Solved – Bernoulli NB vs MultiNomial NB, How to choose among different NB algorithms

bernoulli-distributionmachine learningmultinomial-distributionnaive bayes

I want to understand the logic behind using a specific type of NB algorithm for a particular dataset. I read about Naive Bayes but still few things are unclear.

According to my understanding of NB algorithm:

1.Gaussian NB: It should be used for features in decimal form. GNB assumes features to follow a normal distribution.

2.MultiNomial NB: It should be used for the features with discrete values like word count 1,2,3…

3.Bernoulli NB: It should be used for features with binary or boolean values like True/False or 0/1.

Am I correct till this point? If not then please correct me.

I was working on Phishing data from UCI repo. Some of its feature have values {1,0,-1} and some have {1,0}. It looks discrete data. So, I tried using MulinomialNB but it gave error due negative(-1) values in features. To solve this issue I added +1 to whole dataframe.

phising_df = phising_df + 1

Now range of values for features changed to (0,1,2)

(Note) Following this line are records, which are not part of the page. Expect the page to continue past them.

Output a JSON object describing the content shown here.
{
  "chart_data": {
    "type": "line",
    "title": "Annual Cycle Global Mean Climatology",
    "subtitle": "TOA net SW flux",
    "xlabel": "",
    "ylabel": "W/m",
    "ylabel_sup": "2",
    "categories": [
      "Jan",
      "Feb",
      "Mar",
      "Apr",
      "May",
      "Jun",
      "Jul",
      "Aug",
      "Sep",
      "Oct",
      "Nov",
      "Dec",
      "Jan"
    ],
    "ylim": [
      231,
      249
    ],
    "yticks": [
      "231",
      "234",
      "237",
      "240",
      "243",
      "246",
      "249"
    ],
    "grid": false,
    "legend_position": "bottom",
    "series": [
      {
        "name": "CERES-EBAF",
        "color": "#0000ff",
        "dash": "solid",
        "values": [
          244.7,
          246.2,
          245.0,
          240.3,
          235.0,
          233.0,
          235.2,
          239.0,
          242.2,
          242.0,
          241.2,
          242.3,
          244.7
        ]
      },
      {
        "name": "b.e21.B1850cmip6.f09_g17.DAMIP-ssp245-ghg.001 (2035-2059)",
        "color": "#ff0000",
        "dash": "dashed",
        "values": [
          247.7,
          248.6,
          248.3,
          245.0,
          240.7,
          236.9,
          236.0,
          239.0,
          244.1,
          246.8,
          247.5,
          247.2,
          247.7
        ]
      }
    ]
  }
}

After doing this, it worked and gave 85% accuracy.

Just to check whether Bernoulli NB will work this data or not. I ran it on BernoulliNB. This time I got 90%+ accuracy.

In acedemic literature, it shows that we benoulli can work only with binary data then how it worked with data with 3 values(0,1,2)?
Please let me know, If I am following the right approach or not? Suggest differences among the various types of NB algorithms.

PS: my ipynb notebook is available at this link

Best Answer

The variant of Naive Bayes you use depends on the data. If your data consists of counts, the multinomial distribution may be an appropriate distribution for the likelihood, and thus multinomial Naive Bayes is appropriate.

Likewise, if your data points come from distribution $X$, use the likelihood for $X$ for Naive Bayes. Thus, it becomes $X$ Naive Bayes.